Easter Festival
Herbert von Karajan would have been 100 on April 5, and at least in the German-speaking wo rld, in those places he was prominent, he is again ubiquitous. His legacy as a conductor, preserved in a myriad self-adoring videos, has not established him as one of the defining maestros of the previous century, however sumptuous he helped orchestras sound and however sovereign he was in some repertory, Bruckner uber alles.
But at least his institutional legacy is tangible: the Berlin Philharmonie, home of his Berliner Philharmoniker, and the almost-but-not-quite-as-wonderful-sounding large Festspielhaus here in Salzburg, which he built to house his Berlin orchestra in his productions of Wagner's operas, especially the "Ring," are impressive monuments, rather like what Carnegie Hall is to Isaac Stern.
The "Ring" is back in Salzburg, where we are currently in the midst of the first cycle of opera and concert performances. I was paid to come over here and give a music-appreciation talk, which I duly did.
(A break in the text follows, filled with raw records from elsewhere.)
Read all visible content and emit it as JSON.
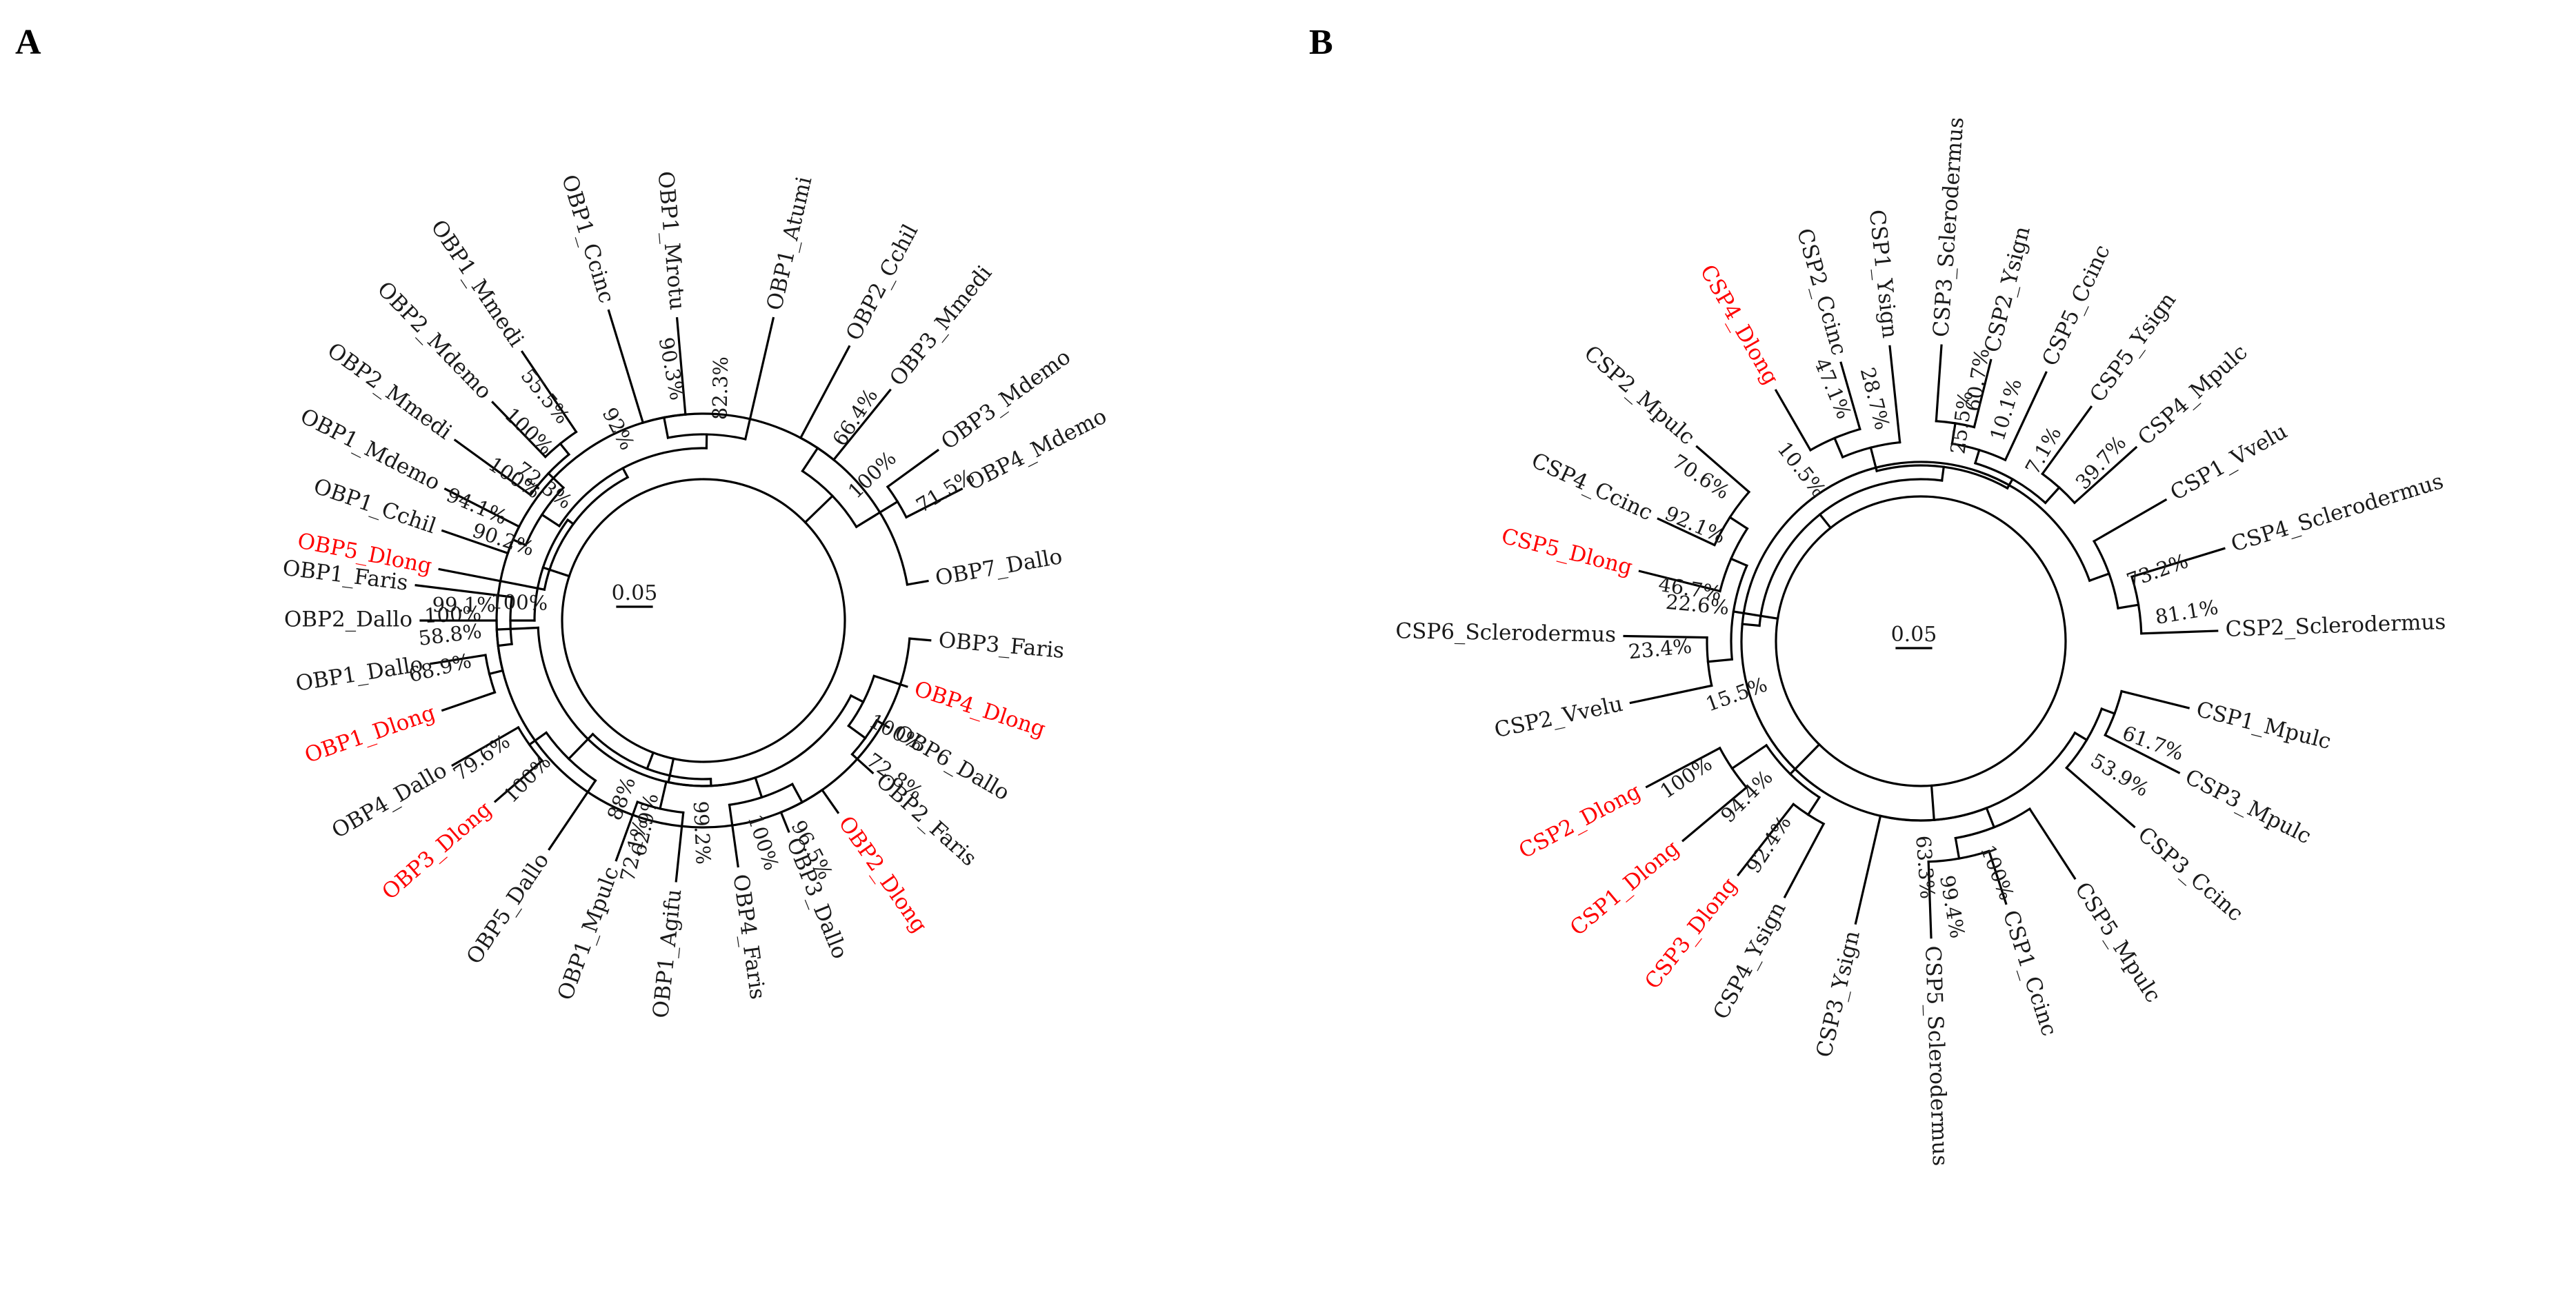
{
  "figure": {
    "highlight_color": "#ff0000",
    "text_color": "#1a1a1a",
    "line_color": "#000000"
  },
  "panels": [
    {
      "id": "panel-a",
      "letter": "A",
      "scale_label": "0.05",
      "leaves": [
        {
          "label": "OBP5_Dlong",
          "highlight": true
        },
        {
          "label": "OBP1_Cchil",
          "highlight": false
        },
        {
          "label": "OBP1_Mdemo",
          "highlight": false
        },
        {
          "label": "OBP2_Mmedi",
          "highlight": false
        },
        {
          "label": "OBP2_Mdemo",
          "highlight": false
        },
        {
          "label": "OBP1_Mmedi",
          "highlight": false
        },
        {
          "label": "OBP1_Ccinc",
          "highlight": false
        },
        {
          "label": "OBP1_Mrotu",
          "highlight": false
        },
        {
          "label": "OBP1_Atumi",
          "highlight": false
        },
        {
          "label": "OBP2_Cchil",
          "highlight": false
        },
        {
          "label": "OBP3_Mmedi",
          "highlight": false
        },
        {
          "label": "OBP3_Mdemo",
          "highlight": false
        },
        {
          "label": "OBP4_Mdemo",
          "highlight": false
        },
        {
          "label": "OBP7_Dallo",
          "highlight": false
        },
        {
          "label": "OBP3_Faris",
          "highlight": false
        },
        {
          "label": "OBP4_Dlong",
          "highlight": true
        },
        {
          "label": "OBP6_Dallo",
          "highlight": false
        },
        {
          "label": "OBP2_Faris",
          "highlight": false
        },
        {
          "label": "OBP2_Dlong",
          "highlight": true
        },
        {
          "label": "OBP3_Dallo",
          "highlight": false
        },
        {
          "label": "OBP4_Faris",
          "highlight": false
        },
        {
          "label": "OBP1_Agifu",
          "highlight": false
        },
        {
          "label": "OBP1_Mpulc",
          "highlight": false
        },
        {
          "label": "OBP5_Dallo",
          "highlight": false
        },
        {
          "label": "OBP3_Dlong",
          "highlight": true
        },
        {
          "label": "OBP4_Dallo",
          "highlight": false
        },
        {
          "label": "OBP1_Dlong",
          "highlight": true
        },
        {
          "label": "OBP1_Dallo",
          "highlight": false
        },
        {
          "label": "OBP2_Dallo",
          "highlight": false
        },
        {
          "label": "OBP1_Faris",
          "highlight": false
        }
      ],
      "supports": [
        "72.3%",
        "94.1%",
        "55.5%",
        "100%",
        "100%",
        "92%",
        "90.3%",
        "82.3%",
        "66.4%",
        "71.5%",
        "100%",
        "100%",
        "100%",
        "62.9%",
        "100%",
        "72.8%",
        "96.5%",
        "100%",
        "72.1%",
        "99.2%",
        "88%",
        "79.6%",
        "100%",
        "68.9%",
        "58.8%",
        "99.1%",
        "90.2%"
      ]
    },
    {
      "id": "panel-b",
      "letter": "B",
      "scale_label": "0.05",
      "leaves": [
        {
          "label": "CSP5_Dlong",
          "highlight": true
        },
        {
          "label": "CSP4_Ccinc",
          "highlight": false
        },
        {
          "label": "CSP2_Mpulc",
          "highlight": false
        },
        {
          "label": "CSP4_Dlong",
          "highlight": true
        },
        {
          "label": "CSP2_Ccinc",
          "highlight": false
        },
        {
          "label": "CSP1_Ysign",
          "highlight": false
        },
        {
          "label": "CSP3_Sclerodermus",
          "highlight": false
        },
        {
          "label": "CSP2_Ysign",
          "highlight": false
        },
        {
          "label": "CSP5_Ccinc",
          "highlight": false
        },
        {
          "label": "CSP5_Ysign",
          "highlight": false
        },
        {
          "label": "CSP4_Mpulc",
          "highlight": false
        },
        {
          "label": "CSP1_Vvelu",
          "highlight": false
        },
        {
          "label": "CSP4_Sclerodermus",
          "highlight": false
        },
        {
          "label": "CSP2_Sclerodermus",
          "highlight": false
        },
        {
          "label": "CSP1_Mpulc",
          "highlight": false
        },
        {
          "label": "CSP3_Mpulc",
          "highlight": false
        },
        {
          "label": "CSP3_Ccinc",
          "highlight": false
        },
        {
          "label": "CSP5_Mpulc",
          "highlight": false
        },
        {
          "label": "CSP1_Ccinc",
          "highlight": false
        },
        {
          "label": "CSP5_Sclerodermus",
          "highlight": false
        },
        {
          "label": "CSP3_Ysign",
          "highlight": false
        },
        {
          "label": "CSP4_Ysign",
          "highlight": false
        },
        {
          "label": "CSP3_Dlong",
          "highlight": true
        },
        {
          "label": "CSP1_Dlong",
          "highlight": true
        },
        {
          "label": "CSP2_Dlong",
          "highlight": true
        },
        {
          "label": "CSP2_Vvelu",
          "highlight": false
        },
        {
          "label": "CSP6_Sclerodermus",
          "highlight": false
        }
      ],
      "supports": [
        "92.1%",
        "70.6%",
        "47.1%",
        "28.7%",
        "15.5%",
        "25.5%",
        "60.7%",
        "10.1%",
        "39.7%",
        "7.1%",
        "10.5%",
        "73.2%",
        "81.1%",
        "22.6%",
        "53.9%",
        "61.7%",
        "100%",
        "99.4%",
        "63.3%",
        "92.4%",
        "100%",
        "94.4%",
        "23.4%",
        "46.7%"
      ]
    }
  ]
}
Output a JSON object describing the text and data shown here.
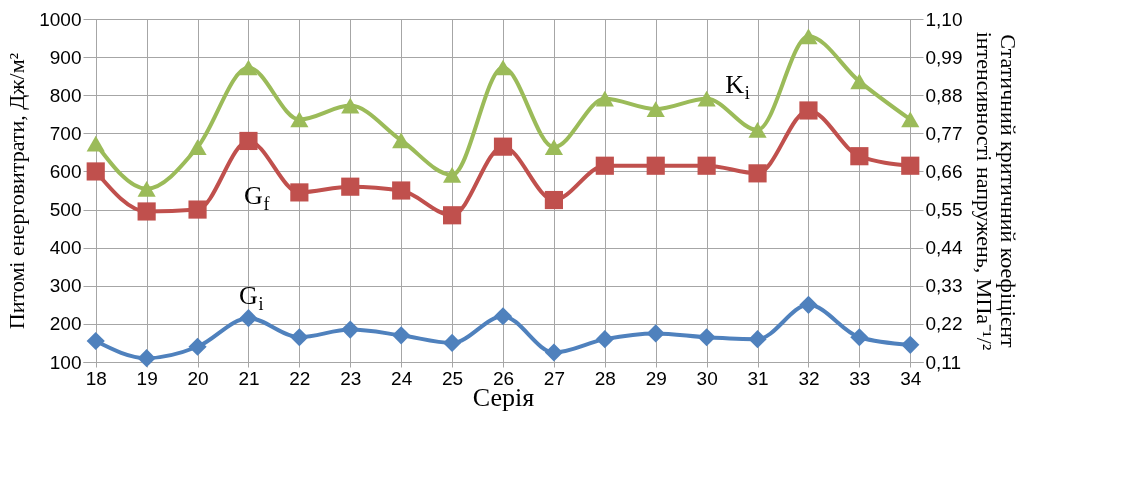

That would have invalidated me from commenting on the festival were I still at the NY Times, but I'm not so here goes:
The Easter Festival "Ring" is a co-production with Aix-en-Provence, though curiously nobody at either festival managed to schedule all four operas in one year: when "Gotterdammerung" is seen in the summer of 2009 in Aix and the spring of 2010 in Salzburg, that will be it. (Sets and costumes, the least interesting aspect of the production, have reportedly been sold to the Chinese, but with no commitment from any of the musicians.)
Aix's involvement presumably accounts for the choice of Stephane Braunschweig as the director and set designer of this "Ring," and he is -- to judge from the current "Walkure" -- its weakest element. His production is not so much outrageous (would that it were so, in comparison with this) as dull and plain. In fact, the actual direction of the characters isn't bad, though the sex seems a little puimped up: Siegmund and Sieglinde crave each other from the outset -- so much for the building tension detailed in the stage directions -- and Brunnhilde smooches Siegmund full on the lips, no doubt warming herself up for his son. Oh, well, Braunschweig's choices could be defended and he is, after all, French.
Musically, this was a seriously impressive perforrmance. Curiously, not one of the six principals was a native German speaker, yet all are steeped in the language and the style. The weakest was the Siegmund of Robert Gambill, whose wildlly emitted high notes undercut the rapture at the end of the first act. Still, he looked hunky, which the opera blogs tell us is Tony Tommasini's favorite word, and his baritonal voice suited the Todesverkundigung just fine. Mikhail Petrenko, though costumed like a Puritan or an undertaker or both, sang sonorously as Hunding, and Lilli Paasikivi made Fricka's nagging more tolerable than usual.
Eva Johansson is given to sometimes cartoonish facial expressions, but she looked good, sounded good and phrased with real pathos. Eva-Maria Westbroek, who should be singing Brunnhilde herself any minute now, is a radiant artist with a clarion top, and she mustered the first-act rapture that Gambill lacked.
But most impressive of all the singers was Willard White (or Sir Willard, as we are now to call him). Nothing that this fine, now 61-year-old bass-baritone had done prepared me for his Wotan. He may not have the richest voice in memory. But he encompasses the range perfectly, and he declamed the narratives with a nobility and involvement I hadn't heard since Thomas Stweart -- and White has a bigger voice.
As for Karajan's successor and the mighty Berliners --- I was told only two musicians remain from the Easter Festival's first year in1967 - Simon Rattle (Sir Simon) conducted with sure command in just the kind of core Germanic repertory for which he was been persistently criticized. And the orchestra played just gloriously, as sure a testament to Karajan's legacy as he might have dreamed of.